The easy and safe way to run a blog would be to sign up for a hosted service, but instead I self-host. This is mainly because it serves as a way for me to develop my own skills around running Kubernetes (AKS) and working with containers.
There are official Docker images for Ghost, but I wanted some more control and customization - luckily, Jessica Deen already wrote about this so I could hit the ground running.

I also wanted to use Application Insights for all my monitoring and metrics. Now, this can be done by using the header injection bits in Ghost that lets you add custom javascript.

But this only gives you browser metrics - I want to track performance, exceptions, dependencies, application map, etc. This means we have to fiddle with the backend bits.

Adding Application Insights

The setup is pretty easy using the official documentation. I just had to work it into the Ghost index.js file.

So, I cloned https://github.com/TryGhost/Ghost and nabbed the index.js file and updated my Dockerfile.

FROM ghost:2.21-alpine

# set url-hostname for Ghost with build arg
ARG mode
ENV devMode ${mode}
ENV url ""

# copy config.production.json with db
COPY config.${devMode}.json config.production.json

#overwrite the shipped file with our own custom index.js
COPY index.js current/index.js

# copy themes/images to container
COPY content content

# Install the application insights npm package
RUN npm install ghost-storage-azure applicationinsights lightship
RUN cp -vR node_modules/ghost-storage-azure current/core/server/adapters/storage/ghost-storage-azure

Next, I modified index.js by adding the module and default init code:

var appInsights = require('applicationinsights');
appInsights
        .setup('your-instrumentation-key')
        .start();

And that's all that is required to get all the tasty metrics from Ghost!

No more empty graphs

Downside is, of course, that now I have to maintain the index.js should it be updated. That's a trade-off I don't mind.

Extra credit

I also added lightship to enable health endpoints for my container so that Kubernetes can do its readiness and liveness probes.

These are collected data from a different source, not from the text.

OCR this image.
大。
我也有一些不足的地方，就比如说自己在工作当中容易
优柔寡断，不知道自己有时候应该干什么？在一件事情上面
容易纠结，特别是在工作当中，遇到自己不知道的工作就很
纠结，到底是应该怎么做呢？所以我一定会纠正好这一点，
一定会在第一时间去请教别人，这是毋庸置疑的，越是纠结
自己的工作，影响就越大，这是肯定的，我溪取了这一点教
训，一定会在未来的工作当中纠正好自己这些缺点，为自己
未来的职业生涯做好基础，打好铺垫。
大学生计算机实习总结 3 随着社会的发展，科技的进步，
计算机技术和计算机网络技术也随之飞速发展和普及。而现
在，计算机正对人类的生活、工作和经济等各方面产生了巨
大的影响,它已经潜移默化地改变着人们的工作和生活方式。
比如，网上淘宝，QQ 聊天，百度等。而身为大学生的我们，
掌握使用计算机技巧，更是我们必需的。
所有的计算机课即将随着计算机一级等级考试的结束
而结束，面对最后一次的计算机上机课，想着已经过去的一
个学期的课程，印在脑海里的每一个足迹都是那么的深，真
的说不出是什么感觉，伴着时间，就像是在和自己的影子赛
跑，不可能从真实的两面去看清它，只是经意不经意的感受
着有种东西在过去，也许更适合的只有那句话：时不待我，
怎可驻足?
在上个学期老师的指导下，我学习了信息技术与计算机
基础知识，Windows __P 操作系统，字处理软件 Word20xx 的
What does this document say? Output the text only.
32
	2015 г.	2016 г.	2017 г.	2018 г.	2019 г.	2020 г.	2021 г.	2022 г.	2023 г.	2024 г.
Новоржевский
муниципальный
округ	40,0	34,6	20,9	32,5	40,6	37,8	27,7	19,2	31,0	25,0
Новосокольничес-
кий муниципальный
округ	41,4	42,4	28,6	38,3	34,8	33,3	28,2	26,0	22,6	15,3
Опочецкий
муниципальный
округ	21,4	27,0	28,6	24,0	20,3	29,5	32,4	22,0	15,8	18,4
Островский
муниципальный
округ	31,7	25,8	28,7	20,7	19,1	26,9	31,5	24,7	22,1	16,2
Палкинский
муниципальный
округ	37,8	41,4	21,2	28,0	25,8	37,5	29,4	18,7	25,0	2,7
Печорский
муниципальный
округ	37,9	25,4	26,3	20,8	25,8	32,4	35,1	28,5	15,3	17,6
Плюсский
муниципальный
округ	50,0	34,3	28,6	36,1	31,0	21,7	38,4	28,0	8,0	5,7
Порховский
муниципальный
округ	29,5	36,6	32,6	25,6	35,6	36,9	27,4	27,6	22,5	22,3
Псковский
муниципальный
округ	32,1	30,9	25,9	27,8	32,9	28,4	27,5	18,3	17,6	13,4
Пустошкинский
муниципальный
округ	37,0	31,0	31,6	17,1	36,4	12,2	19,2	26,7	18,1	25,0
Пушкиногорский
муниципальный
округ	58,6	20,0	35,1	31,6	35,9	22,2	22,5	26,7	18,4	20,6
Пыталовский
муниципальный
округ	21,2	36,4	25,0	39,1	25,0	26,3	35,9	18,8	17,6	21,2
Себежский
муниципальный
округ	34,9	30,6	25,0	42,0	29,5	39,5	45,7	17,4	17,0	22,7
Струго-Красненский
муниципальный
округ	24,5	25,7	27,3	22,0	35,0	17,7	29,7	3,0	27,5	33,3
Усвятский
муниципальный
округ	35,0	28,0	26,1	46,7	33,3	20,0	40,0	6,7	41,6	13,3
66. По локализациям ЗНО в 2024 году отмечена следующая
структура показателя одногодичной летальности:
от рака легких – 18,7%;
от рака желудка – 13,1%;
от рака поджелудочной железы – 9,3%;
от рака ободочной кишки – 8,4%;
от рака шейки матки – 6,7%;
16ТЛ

Problem with Application Insights now reporting everything that goes on is that it also floods my logs with probe calls every 5 seconds. These are not the metrics I am looking for.

Before and after filtering out probes

This is where Application Insights Telemetry Processors come into play - they let you get more control over your telemetry.

After initializing Application Insights in my index.js I then added a little snippet to skip any calls to /ready or /live.

function removeProbes(envelope, context){
        let data = envelope.data.baseData;
        if (data.url && (data.url.includes("/ready") || data.url.includes("/live")) )
        {
                return false;
        }
};

appInsights.defaultClient.addTelemetryProcessor(removeProbes);

And now my logs are noise free from probes.